Here's what I think, when I imagine (as I said, on my good days, or my very best days) who that God is...

Circles of women. Women's bodies. Women's hands. Walking arm in arm through the dark places. Together. Weeping together. Dancing unabashedly. Laughing unashamedly. Sharing wine...swilling it out of the bottle. It is no wonder this "pastor thing" doesn't work for me. I don't seem to find God in the conventional places, in the routine ways. God is raucous laughter--vulnerable sharing--shoulders where I can lay my head.

It is hard to surround myself by those in the institutional church who understand.

I need a feminine God--I need a God to laugh with me--to hold me when I weep--to sing blues and urge me outside at night under the full moon. I need a Woman God to be my friend, to be my mother, to encourage me to love my body--full, ripe, holy.

I need a God whose breasts are large and pendulous--whose hips are wide to birth me again and again--a God who can rock me on her lap and twirl with me as we dance wild and frenzied Polkas.

I need a God who listens with tender ears, who asks what it is that makes me ache, and what it is that makes me weary--a God who laments with me of the passion that has been lost and who then points to the wind, and the moon, and the man who I have married to remind me that it is present now, if I will only let it in.
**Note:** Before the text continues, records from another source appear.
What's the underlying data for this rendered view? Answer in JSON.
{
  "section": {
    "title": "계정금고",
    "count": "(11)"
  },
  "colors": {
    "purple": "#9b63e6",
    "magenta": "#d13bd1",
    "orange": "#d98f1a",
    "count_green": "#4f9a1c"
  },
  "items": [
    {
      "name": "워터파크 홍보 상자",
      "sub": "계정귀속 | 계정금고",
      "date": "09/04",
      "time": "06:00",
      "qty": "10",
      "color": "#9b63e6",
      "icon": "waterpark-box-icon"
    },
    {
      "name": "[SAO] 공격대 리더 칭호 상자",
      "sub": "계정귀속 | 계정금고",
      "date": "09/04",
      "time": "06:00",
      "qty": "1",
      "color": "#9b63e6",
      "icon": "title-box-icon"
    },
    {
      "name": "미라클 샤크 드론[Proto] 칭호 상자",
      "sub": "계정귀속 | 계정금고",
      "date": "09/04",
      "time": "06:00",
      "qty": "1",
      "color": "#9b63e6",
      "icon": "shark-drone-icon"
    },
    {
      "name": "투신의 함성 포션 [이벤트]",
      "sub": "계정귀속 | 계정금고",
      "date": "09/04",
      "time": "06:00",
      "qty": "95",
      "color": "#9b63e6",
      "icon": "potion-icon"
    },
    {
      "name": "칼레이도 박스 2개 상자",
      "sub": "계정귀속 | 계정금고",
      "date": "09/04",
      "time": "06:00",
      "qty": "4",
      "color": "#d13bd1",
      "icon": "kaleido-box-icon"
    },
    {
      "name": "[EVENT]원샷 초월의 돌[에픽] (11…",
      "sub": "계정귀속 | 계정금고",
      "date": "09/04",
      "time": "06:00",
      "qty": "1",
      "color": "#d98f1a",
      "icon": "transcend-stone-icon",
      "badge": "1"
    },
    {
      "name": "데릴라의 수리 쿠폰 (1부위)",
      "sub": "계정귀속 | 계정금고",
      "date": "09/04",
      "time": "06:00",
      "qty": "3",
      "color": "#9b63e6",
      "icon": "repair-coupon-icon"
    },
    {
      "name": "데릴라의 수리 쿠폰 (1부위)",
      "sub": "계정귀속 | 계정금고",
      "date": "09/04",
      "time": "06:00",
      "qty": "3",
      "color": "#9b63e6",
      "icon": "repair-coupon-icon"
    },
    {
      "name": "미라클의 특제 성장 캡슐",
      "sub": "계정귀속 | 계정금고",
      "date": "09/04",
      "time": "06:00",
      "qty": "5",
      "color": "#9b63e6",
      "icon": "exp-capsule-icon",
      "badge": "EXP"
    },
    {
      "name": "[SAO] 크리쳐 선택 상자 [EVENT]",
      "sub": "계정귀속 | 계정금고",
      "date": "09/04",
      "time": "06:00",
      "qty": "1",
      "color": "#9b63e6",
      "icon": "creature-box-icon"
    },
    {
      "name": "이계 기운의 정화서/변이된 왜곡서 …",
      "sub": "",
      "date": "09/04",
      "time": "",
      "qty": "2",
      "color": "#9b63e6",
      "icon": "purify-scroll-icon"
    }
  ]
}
I need a God who will stomp her foot in righteous indignation and yell, "No! You will not be cruel," when my inner voice berates my fragile ego, but who in the same breath responds, "For you are my beloved, and your cruelty to yourself helps no one."

I need a God who challenges me to that which is of the essence--to that which will take me to the heart of love, to the core of wisdom, to the crux of justice, into the midst of passion, into the center of our connection, standing with others in solidarity.

She is not lofty. She is not weak. She is not submissive. She is not boxed-in. She is Who She Is. She is the feminine face of God.

And she will lead me back to myself.